Could the end of war be the abolition movement of the 21st century?
Even leaving morality aside, it would make a lot of sense. The United States, for example, hasn’t won a war – in the sense of gaining something significant other than the symbolism of “victory” – in over sixty years. In fact the few military victories have been mostly against military less than 1% the size of ours – Panama, Grenada and Bosnia. The one exception – the first Iraq war – was against a force 15% the size of America’s.
America’s defense expenditures are more than double those of all the other top ten militaries combined. Yet we continue to drastically shortchange healthcare, retirement and education on behalf of purported military readiness.

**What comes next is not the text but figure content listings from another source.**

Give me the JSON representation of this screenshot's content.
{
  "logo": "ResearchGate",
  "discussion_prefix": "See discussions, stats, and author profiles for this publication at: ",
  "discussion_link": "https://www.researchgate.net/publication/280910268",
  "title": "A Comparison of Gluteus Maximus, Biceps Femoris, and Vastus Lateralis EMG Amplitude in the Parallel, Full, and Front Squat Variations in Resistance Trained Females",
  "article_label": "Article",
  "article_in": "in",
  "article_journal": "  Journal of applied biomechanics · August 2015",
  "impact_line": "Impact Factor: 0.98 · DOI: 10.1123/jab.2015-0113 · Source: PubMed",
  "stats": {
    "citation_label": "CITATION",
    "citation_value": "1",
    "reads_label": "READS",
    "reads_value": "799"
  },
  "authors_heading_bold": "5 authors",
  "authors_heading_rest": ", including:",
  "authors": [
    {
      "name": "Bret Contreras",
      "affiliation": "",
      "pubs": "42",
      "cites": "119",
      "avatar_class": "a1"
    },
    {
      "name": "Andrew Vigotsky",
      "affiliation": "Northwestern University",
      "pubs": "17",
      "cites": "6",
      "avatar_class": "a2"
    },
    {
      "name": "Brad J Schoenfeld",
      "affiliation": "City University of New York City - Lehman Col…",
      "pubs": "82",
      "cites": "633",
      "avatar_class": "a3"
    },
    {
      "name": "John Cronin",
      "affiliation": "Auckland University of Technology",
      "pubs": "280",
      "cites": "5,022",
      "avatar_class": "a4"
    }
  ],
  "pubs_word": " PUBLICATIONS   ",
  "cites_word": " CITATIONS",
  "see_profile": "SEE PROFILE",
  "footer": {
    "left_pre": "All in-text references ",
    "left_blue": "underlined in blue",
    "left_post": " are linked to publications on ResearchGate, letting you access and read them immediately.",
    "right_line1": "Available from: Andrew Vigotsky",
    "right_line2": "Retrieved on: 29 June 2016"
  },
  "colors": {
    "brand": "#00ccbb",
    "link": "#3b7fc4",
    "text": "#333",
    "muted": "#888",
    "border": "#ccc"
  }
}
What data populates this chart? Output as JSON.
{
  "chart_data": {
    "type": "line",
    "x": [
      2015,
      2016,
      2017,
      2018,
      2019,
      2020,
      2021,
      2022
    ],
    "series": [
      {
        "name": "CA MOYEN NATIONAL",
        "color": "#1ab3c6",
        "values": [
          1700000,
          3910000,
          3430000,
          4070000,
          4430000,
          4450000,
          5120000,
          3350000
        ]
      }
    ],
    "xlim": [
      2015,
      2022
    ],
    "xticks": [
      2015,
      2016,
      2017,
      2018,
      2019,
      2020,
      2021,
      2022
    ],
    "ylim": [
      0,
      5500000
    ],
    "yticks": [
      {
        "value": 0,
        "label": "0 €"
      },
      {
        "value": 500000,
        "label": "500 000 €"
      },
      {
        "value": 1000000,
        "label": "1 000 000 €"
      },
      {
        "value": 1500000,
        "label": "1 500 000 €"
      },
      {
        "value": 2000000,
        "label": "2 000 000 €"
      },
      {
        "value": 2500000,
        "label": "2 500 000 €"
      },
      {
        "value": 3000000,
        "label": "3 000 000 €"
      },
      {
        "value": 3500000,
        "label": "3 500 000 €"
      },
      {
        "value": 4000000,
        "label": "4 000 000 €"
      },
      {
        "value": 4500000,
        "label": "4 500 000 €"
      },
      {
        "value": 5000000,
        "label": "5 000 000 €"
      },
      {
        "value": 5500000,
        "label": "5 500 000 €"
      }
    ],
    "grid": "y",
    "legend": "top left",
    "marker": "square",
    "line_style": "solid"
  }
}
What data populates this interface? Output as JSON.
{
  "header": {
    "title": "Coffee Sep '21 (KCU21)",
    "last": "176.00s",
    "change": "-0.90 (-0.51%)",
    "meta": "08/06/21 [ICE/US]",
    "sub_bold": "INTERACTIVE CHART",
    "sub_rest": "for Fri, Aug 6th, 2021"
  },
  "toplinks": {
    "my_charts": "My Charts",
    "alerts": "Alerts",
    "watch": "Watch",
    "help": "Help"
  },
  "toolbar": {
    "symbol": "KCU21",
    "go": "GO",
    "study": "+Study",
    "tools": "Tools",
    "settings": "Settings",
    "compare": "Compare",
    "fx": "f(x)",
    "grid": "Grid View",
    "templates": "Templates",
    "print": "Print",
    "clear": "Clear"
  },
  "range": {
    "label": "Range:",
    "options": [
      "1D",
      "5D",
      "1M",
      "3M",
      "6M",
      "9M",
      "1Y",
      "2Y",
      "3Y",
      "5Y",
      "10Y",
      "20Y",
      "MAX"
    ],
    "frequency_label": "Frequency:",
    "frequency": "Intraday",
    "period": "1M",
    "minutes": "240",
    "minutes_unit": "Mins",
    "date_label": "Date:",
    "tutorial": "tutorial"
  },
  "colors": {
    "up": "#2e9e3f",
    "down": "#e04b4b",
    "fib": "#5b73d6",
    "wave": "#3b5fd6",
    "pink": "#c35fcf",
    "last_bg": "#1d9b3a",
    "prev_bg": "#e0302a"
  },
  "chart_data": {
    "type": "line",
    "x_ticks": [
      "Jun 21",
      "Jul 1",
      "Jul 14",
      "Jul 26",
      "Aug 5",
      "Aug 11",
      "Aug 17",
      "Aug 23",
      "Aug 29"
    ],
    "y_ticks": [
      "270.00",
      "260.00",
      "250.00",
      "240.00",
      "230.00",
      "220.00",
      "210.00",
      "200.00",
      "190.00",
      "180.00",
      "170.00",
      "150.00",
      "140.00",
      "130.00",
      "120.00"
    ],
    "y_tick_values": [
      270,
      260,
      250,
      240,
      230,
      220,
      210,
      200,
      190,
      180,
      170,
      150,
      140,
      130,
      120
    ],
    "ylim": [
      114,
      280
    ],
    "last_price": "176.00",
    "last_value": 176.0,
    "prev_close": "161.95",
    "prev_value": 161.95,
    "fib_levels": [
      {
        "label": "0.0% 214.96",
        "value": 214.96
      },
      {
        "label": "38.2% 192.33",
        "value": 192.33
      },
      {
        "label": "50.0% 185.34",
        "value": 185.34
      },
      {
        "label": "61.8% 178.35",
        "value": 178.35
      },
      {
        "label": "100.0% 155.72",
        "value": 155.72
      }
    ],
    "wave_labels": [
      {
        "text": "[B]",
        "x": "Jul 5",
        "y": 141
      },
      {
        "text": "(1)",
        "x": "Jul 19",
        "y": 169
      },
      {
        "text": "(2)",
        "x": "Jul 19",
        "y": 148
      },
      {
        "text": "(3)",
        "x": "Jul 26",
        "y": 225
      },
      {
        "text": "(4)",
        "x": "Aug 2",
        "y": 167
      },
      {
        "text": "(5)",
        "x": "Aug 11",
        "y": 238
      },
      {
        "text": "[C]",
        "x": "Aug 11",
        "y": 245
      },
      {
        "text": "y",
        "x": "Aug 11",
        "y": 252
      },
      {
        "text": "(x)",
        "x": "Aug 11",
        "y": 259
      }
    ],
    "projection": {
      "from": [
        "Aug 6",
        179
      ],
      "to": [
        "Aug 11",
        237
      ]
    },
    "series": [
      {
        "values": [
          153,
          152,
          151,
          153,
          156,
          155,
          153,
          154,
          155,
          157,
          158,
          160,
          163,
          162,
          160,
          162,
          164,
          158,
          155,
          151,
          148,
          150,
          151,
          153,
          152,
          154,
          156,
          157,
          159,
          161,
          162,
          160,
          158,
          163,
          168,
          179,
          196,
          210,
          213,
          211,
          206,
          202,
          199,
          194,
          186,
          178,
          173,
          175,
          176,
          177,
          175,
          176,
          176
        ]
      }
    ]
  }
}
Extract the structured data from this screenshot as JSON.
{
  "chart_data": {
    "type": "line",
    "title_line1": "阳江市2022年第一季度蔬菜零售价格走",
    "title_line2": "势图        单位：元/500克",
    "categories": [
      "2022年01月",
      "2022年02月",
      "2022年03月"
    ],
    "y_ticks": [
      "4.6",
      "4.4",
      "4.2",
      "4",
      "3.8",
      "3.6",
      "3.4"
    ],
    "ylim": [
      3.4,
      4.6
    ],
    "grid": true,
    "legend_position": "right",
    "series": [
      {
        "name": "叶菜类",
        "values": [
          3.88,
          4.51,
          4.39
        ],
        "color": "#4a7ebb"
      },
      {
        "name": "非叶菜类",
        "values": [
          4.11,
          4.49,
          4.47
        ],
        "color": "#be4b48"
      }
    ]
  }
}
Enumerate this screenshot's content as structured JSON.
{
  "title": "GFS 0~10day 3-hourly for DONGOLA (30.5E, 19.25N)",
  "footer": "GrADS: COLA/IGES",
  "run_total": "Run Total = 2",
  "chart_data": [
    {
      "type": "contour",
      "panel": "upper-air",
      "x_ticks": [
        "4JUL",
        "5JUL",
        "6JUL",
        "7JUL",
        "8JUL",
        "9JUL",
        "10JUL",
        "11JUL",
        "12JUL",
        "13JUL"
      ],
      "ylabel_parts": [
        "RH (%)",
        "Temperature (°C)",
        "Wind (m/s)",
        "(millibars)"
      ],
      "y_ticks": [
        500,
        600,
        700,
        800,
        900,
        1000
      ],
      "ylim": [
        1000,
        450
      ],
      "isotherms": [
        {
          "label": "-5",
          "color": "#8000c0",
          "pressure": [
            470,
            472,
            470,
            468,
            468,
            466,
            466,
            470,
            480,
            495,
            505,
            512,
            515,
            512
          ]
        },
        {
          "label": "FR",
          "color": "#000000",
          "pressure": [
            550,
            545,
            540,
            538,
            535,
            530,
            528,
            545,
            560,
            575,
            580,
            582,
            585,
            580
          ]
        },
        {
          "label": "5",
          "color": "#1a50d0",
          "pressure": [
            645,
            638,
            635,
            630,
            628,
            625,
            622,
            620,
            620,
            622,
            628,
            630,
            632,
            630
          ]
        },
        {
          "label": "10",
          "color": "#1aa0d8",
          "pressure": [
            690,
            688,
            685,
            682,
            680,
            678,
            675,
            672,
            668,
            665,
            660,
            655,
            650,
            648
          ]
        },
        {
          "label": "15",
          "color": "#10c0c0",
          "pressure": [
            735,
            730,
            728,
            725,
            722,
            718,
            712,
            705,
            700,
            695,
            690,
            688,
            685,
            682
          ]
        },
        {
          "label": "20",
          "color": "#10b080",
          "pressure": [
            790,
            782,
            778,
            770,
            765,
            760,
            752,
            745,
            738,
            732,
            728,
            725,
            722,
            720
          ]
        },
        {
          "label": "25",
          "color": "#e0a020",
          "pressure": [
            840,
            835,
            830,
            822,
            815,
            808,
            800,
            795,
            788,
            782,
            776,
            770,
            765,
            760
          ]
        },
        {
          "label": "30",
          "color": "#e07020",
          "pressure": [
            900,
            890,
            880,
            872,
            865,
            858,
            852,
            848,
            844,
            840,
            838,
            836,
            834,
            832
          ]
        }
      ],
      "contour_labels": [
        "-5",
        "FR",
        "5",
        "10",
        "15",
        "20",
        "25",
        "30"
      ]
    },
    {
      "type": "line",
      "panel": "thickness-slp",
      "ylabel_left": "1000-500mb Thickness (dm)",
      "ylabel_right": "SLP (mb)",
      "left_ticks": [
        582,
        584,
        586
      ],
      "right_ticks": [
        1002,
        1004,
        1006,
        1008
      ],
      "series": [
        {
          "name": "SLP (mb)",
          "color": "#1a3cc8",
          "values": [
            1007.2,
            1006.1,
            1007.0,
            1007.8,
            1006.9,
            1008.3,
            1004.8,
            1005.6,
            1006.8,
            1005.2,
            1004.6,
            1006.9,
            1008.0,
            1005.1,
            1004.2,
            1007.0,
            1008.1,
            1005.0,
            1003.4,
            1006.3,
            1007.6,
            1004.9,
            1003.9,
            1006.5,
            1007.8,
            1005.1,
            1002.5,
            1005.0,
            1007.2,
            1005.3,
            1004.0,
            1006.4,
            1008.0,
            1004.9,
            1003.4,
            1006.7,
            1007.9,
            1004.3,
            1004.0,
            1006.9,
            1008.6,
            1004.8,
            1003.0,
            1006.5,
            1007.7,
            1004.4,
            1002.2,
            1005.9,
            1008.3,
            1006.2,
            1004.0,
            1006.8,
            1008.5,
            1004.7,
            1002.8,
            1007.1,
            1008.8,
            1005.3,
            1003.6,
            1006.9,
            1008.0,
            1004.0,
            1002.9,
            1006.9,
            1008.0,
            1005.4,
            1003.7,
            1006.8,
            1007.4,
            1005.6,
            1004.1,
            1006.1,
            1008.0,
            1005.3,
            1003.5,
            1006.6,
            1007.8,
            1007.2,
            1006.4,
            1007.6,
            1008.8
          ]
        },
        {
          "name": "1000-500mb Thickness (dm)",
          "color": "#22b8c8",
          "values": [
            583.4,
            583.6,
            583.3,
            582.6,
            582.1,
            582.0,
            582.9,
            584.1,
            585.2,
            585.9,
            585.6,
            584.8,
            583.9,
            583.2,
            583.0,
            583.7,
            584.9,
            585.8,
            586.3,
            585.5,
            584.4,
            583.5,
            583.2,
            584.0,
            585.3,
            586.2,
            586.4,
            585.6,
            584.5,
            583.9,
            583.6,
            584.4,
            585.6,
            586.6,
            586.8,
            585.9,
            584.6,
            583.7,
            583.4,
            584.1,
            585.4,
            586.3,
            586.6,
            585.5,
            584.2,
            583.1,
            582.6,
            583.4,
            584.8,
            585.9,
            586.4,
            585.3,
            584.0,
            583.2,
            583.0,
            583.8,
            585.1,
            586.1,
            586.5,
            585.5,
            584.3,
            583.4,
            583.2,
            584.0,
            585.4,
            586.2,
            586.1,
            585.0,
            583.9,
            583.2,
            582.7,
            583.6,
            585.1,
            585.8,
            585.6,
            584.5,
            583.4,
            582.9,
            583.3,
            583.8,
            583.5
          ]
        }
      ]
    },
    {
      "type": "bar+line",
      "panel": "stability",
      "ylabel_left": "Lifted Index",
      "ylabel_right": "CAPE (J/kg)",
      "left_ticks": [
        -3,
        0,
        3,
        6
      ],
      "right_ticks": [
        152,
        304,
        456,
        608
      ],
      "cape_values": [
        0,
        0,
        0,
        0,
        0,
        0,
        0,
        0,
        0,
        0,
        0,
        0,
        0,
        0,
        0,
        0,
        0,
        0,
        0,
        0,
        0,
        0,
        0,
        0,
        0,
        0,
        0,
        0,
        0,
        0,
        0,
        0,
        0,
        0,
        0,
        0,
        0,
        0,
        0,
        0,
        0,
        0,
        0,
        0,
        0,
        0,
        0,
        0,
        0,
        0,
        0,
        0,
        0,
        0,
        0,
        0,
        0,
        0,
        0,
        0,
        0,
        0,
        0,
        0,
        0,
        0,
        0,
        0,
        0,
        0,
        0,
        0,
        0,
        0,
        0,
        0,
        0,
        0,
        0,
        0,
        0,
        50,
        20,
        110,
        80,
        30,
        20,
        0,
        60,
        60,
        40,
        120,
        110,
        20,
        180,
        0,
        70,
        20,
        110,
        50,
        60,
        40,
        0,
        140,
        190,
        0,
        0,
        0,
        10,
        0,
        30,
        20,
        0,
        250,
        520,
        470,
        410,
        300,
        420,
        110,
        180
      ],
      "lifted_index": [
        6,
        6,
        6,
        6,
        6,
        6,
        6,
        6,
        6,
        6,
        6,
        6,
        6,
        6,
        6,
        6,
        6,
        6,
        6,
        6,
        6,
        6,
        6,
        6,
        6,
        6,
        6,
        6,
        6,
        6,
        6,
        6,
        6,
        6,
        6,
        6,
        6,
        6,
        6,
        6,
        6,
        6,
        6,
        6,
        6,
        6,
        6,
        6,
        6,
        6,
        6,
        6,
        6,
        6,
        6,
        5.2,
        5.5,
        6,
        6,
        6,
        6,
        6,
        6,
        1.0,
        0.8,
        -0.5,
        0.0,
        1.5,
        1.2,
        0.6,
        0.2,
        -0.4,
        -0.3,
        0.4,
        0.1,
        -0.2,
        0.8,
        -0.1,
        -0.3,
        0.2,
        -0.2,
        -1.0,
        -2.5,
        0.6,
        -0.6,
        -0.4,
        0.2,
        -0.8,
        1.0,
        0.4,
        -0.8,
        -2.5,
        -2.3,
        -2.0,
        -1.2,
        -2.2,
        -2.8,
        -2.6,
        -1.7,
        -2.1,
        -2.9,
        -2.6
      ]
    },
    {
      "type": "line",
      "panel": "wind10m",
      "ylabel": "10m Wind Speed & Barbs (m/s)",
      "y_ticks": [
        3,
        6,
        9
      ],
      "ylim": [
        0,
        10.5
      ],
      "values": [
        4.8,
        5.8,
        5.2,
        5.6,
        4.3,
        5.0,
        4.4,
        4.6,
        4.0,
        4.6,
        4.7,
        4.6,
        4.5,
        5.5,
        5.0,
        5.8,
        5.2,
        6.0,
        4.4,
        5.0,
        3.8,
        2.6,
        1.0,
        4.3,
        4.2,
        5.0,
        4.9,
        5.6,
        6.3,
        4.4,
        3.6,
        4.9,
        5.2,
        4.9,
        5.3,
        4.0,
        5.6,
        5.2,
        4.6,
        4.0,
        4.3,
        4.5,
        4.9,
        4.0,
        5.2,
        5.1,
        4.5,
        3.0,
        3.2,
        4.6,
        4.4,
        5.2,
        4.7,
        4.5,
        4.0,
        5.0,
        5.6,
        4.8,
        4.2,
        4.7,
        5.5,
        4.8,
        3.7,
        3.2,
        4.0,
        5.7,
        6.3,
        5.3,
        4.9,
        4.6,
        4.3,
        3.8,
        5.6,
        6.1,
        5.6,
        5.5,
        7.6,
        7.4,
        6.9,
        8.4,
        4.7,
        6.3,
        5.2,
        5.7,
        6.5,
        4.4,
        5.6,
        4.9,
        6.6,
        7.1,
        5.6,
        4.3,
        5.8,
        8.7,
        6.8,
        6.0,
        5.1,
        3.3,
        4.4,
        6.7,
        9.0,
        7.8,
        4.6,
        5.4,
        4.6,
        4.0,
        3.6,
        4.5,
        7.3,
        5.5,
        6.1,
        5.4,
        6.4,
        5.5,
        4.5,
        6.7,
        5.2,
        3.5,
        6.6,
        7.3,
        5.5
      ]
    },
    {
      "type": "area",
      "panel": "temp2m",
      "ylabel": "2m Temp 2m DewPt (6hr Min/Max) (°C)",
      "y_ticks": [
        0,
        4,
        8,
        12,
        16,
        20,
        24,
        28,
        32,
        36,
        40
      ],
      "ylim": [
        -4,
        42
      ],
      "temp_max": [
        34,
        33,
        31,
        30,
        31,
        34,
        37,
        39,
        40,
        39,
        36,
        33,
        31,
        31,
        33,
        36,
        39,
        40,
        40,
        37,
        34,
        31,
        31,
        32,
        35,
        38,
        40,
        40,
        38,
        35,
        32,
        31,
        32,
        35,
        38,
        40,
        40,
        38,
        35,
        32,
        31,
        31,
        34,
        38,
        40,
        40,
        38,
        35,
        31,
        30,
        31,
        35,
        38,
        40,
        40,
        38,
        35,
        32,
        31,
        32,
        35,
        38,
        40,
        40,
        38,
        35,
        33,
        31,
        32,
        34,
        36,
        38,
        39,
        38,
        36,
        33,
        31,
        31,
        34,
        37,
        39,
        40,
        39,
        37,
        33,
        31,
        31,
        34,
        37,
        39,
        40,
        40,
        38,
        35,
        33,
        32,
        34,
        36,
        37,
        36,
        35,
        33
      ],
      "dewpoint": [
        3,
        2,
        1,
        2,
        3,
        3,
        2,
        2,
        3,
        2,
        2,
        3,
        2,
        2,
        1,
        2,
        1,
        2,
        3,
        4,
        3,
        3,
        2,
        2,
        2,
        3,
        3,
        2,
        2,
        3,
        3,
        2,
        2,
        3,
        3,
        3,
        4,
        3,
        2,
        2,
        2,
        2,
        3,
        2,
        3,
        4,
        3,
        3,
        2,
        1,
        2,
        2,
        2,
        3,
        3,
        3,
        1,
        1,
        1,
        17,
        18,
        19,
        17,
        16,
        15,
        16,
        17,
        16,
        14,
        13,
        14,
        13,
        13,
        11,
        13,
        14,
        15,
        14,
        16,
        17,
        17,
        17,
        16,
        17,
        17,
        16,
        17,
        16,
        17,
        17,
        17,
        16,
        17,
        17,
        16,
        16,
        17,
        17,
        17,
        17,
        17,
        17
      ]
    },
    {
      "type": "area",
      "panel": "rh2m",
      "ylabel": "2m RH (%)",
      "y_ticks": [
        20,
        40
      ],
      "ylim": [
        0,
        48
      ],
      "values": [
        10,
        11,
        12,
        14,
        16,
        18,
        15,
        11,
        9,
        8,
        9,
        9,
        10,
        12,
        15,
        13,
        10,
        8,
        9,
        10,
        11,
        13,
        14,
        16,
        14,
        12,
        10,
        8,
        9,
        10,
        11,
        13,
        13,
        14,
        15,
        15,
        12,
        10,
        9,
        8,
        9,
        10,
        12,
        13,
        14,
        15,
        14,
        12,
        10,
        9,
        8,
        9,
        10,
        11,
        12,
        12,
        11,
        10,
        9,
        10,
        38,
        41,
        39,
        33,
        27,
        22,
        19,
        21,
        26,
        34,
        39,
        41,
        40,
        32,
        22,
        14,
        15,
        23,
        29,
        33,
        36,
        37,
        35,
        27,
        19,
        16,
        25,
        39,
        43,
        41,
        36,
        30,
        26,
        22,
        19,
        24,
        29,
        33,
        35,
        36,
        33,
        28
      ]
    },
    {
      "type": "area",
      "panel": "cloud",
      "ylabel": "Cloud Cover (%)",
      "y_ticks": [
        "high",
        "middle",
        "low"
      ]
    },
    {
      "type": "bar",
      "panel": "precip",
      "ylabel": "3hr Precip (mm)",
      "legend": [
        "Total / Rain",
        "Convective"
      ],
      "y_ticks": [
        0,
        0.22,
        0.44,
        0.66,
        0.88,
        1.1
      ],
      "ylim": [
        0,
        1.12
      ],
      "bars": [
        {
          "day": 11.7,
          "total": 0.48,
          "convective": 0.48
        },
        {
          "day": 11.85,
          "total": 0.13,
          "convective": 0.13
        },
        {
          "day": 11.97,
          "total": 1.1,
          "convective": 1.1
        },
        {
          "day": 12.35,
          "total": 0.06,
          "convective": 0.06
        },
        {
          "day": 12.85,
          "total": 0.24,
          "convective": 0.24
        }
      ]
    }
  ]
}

One reason we are so willing to do so is because we consider war inevitable. In fact, war is not the product of human nature but of the organized state, a fairly recent invention in human history. Further, the nature of this invention has drastically changed over time. What general today would order his troops to fight in the manner of Henry VIII or even General Grant or Lee? And what did the American Revolution, the Civil War and Vietnam have in common, how were they different and which list is longer? Why do we use the same term to describe conflict that a hundred years ago claimed civilians as only 20% of its casualties but today results in 80% of its victims being civilians?
What was the logic of World War I? After all those deaths, it helped to produce Hitler. And a non-romantic look at the Civil War would at least raise the question: was there another less deadly way of having dealt with slavery and the South?
A logical review of America’s own wars since WWII would lead almost inevitably to the conclusion that wars are no longer – if they ever were – an effective way of handling foreign affairs. They are excessively costly, environmentally disastrous, kill too many people and don’t produced the sought-after results.
We avoid such questions because they seem almost unpatriotic. But what if war is another form of behavior – like slavery in the 19th century – that we now – if we so will it – have the potential of declaring extinct as part of our moral and social evolution?
We rarely ask this question not only because it seems too hard, but because we routinely accept accustomed approaches that are reasonable in the short run – such demanding the end to a particular war – but which avoid the larger issue.
In other words, we remain peace activists instead of becoming war abolitionists.
We call ourselves anti-war protestors but are really only talking about Iraq. And so forth.
The alternative would be a serious war abolition movement that would help others understand the futility of the military approach, its masochistic costs and the techniques and advantages of peace and mediation.
If this all sounds too radical, consider the following:
“I know war as few other men now living know it, and nothing to me is more revolting. I have long advocated its complete abolition, as its very destructiveness on both friend and foe has rendered it useless as a means of settling international disputes. . . ”
“Men since the beginning of time have sought peace. Various methods through the ages have been attempted to devise an international process to prevent or settle disputes between nations. From the very start workable methods were found in so far as individual citizens were concerned, but the mechanics of an instrumentality of larger international scope have never been successful.
“Military alliances, balances of power, leagues of nations, all in turn failed, leaving the only path to be by way of the crucible of war. The utter destructiveness of war now blocks out this alternative. We have had our last chance. If we will not devise some greater and more equitable system, our Armageddon will be at our door.”
The first words were spoken by General Douglas MacArthur during his farewell address to Congress. The second was from his statement soon after the surrender of the Japanese aboard the battleship Missouri.
A couple of years later, Japan approved a constitution with this provision:
“Aspiring sincerely to an international peace based on justice and order, the Japanese people forever renounce war as a sovereign right of the nation and the threat or use of force as means of settling international disputes.”